28 Y.O.M- Well, at 28, we actually do care. We aren't off the deep-end yet. But just wait...the older you/I get, the more we find ourselves concerned with the food we eat, the chemicals we put on and in our body, the cleaning agents we use, what we put on my garden and lawn, etc.
18 Y.O.M- Oh my gosh. You sound like some hippy-dippy, crunchy granola loving free bird. 28 Y.O.M- I know. But seriously. Our body is paying for the crap you are putting in it now. And the world is only getting dirtier and more toxic the older we get. Please. Back away from the Banan Cream Pie.

And even though 18-year-old me would have been horrified at the list I just rattled off, the 28-year-old me knows that I am more happy, more fulfilled, stronger, wiser, and more blessed than I could have even imagined possible at 18.

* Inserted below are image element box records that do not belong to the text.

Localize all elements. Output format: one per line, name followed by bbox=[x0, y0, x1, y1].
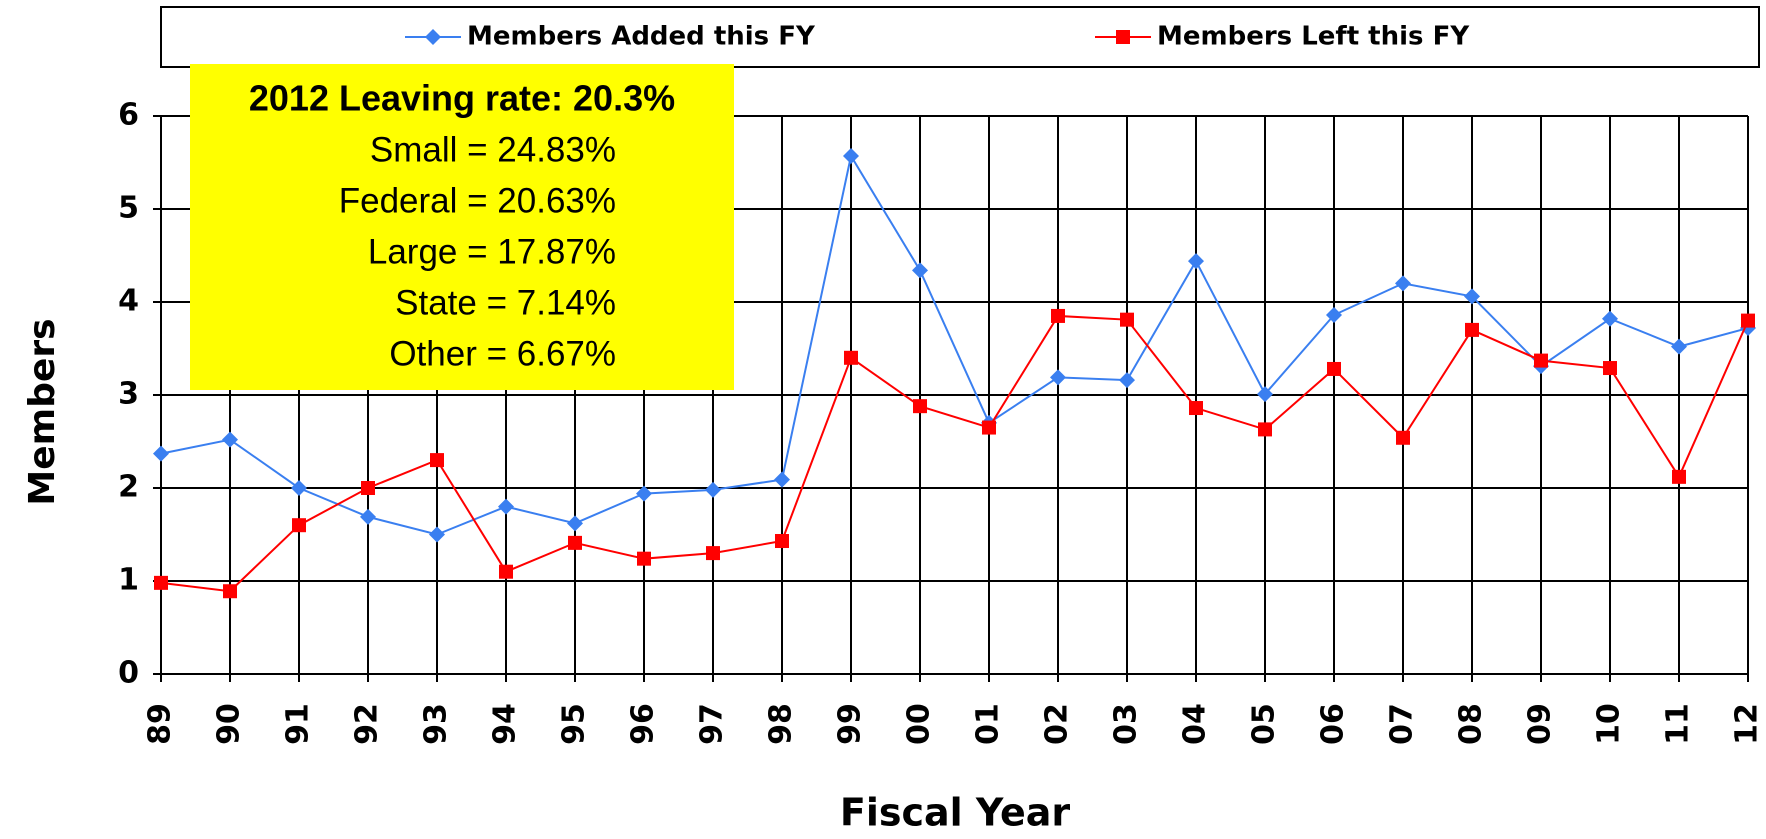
y-tick-label: 1 bbox=[118, 563, 139, 598]
series-line bbox=[160, 153, 1749, 536]
point bbox=[1396, 430, 1410, 445]
annotation-line: Small = 24.83% bbox=[370, 130, 616, 169]
x-tick-label: 89 bbox=[143, 703, 178, 745]
point bbox=[775, 534, 789, 549]
x-tick-label: 93 bbox=[419, 703, 454, 745]
point bbox=[912, 262, 928, 279]
point bbox=[1741, 313, 1755, 328]
x-tick-label: 05 bbox=[1247, 703, 1282, 745]
annotation-line: Federal = 20.63% bbox=[339, 181, 616, 220]
point bbox=[291, 480, 307, 496]
point bbox=[1465, 322, 1479, 337]
x-tick-label: 95 bbox=[557, 703, 592, 745]
point bbox=[1119, 372, 1135, 389]
y-tick-label: 4 bbox=[118, 284, 139, 319]
point bbox=[913, 399, 927, 414]
annotation-line: Large = 17.87% bbox=[368, 232, 616, 271]
x-tick-label: 09 bbox=[1523, 703, 1558, 745]
point bbox=[843, 147, 859, 164]
point bbox=[223, 584, 237, 599]
x-tick-label: 96 bbox=[626, 703, 661, 745]
point bbox=[292, 518, 306, 533]
annotation-line: State = 7.14% bbox=[395, 283, 616, 322]
point bbox=[774, 471, 790, 488]
y-tick-label: 0 bbox=[118, 656, 139, 691]
x-tick-label: 97 bbox=[695, 703, 730, 745]
x-tick-label: 04 bbox=[1178, 703, 1213, 745]
y-tick-label: 2 bbox=[118, 470, 139, 505]
point bbox=[222, 431, 238, 448]
y-tick-label: 5 bbox=[118, 191, 139, 226]
point bbox=[844, 350, 858, 365]
point bbox=[1602, 310, 1618, 327]
y-tick-label: 6 bbox=[118, 98, 139, 133]
x-tick-label: 94 bbox=[488, 703, 523, 745]
point bbox=[429, 526, 445, 543]
point bbox=[1464, 288, 1480, 305]
point bbox=[153, 445, 169, 462]
annotation-title: 2012 Leaving rate: 20.3% bbox=[249, 78, 675, 119]
point bbox=[1327, 361, 1341, 376]
point bbox=[1051, 308, 1065, 323]
point bbox=[1258, 422, 1272, 437]
x-tick-label: 11 bbox=[1661, 703, 1696, 745]
legend-label: Members Left this FY bbox=[1157, 22, 1470, 52]
x-tick-label: 98 bbox=[764, 703, 799, 745]
y-axis-title: Members bbox=[22, 318, 63, 505]
point bbox=[498, 498, 514, 515]
point bbox=[1671, 338, 1687, 355]
x-tick-label: 99 bbox=[833, 703, 868, 745]
point bbox=[1188, 253, 1204, 270]
point bbox=[705, 481, 721, 498]
point bbox=[1326, 307, 1342, 324]
point bbox=[1672, 469, 1686, 484]
point bbox=[499, 564, 513, 579]
point bbox=[1050, 369, 1066, 386]
x-tick-label: 02 bbox=[1040, 703, 1075, 745]
point bbox=[637, 551, 651, 566]
x-tick-label: 90 bbox=[212, 703, 247, 745]
x-axis-title: Fiscal Year bbox=[840, 791, 1070, 835]
legend-label: Members Added this FY bbox=[467, 22, 816, 52]
legend-marker bbox=[1116, 30, 1130, 44]
legend-box bbox=[160, 6, 1760, 68]
x-tick-label: 06 bbox=[1316, 703, 1351, 745]
point bbox=[1257, 386, 1273, 403]
point bbox=[154, 575, 168, 590]
point bbox=[982, 420, 996, 435]
point bbox=[706, 546, 720, 561]
point bbox=[1189, 401, 1203, 416]
x-tick-label: 92 bbox=[350, 703, 385, 745]
x-tick-label: 08 bbox=[1454, 703, 1489, 745]
point bbox=[1120, 312, 1134, 327]
point bbox=[1395, 275, 1411, 292]
x-tick-label: 12 bbox=[1730, 703, 1765, 745]
x-tick-label: 00 bbox=[902, 703, 937, 745]
point bbox=[360, 508, 376, 525]
x-tick-label: 91 bbox=[281, 703, 316, 745]
x-tick-label: 07 bbox=[1385, 703, 1420, 745]
point bbox=[567, 515, 583, 532]
point bbox=[1603, 361, 1617, 376]
point bbox=[430, 453, 444, 468]
series-line bbox=[160, 314, 1749, 593]
point bbox=[636, 485, 652, 502]
point bbox=[361, 481, 375, 495]
legend-marker bbox=[425, 29, 441, 45]
point bbox=[568, 535, 582, 550]
point bbox=[1534, 353, 1548, 368]
y-tick-label: 3 bbox=[118, 377, 139, 412]
x-tick-label: 10 bbox=[1592, 703, 1627, 745]
x-tick-label: 01 bbox=[971, 703, 1006, 745]
annotation-line: Other = 6.67% bbox=[389, 334, 616, 373]
annotation-box bbox=[190, 64, 734, 390]
x-tick-label: 03 bbox=[1109, 703, 1144, 745]
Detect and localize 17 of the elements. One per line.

Not that I wouldn't kill to have that 18 year-old body back. ;)

But I've never been happier.

Thanks to everyone for making my road to 28 an amazing trip.

Cellulite and Tell You Right,

Me, at 18. Ten stinkin' years ago. Ten. Years.
Note the absence of underarm flab and the perky, bra-free boobs. Nevermore, nevermore.
Totally unaware of the crazy ride I am about to embark on over the next decade.

Me and mom in the hospital right after I was born. My favorite things about this photo...the rotary phone. Mom's complete embrace of the 80's hair. And how stinkin' large my head was.


  1. Happy birthday! Sounds like your 28YO self is pretty damn awesome. After the horror wears off, your 18YO self will be proud.

  2. Awww, I remember 18YO Andy! And your bday in QA. And I also remember that the first time I met you, it was in Rob's RA room, and you came in, saw some snacks, and said "Oh man, Doritos!" Yep. I remember that.

    It goes by really freaking fast, doesn't it?

  3. Big LOL; just wait until you meet your 58-year old self and wonder how you got here so fast!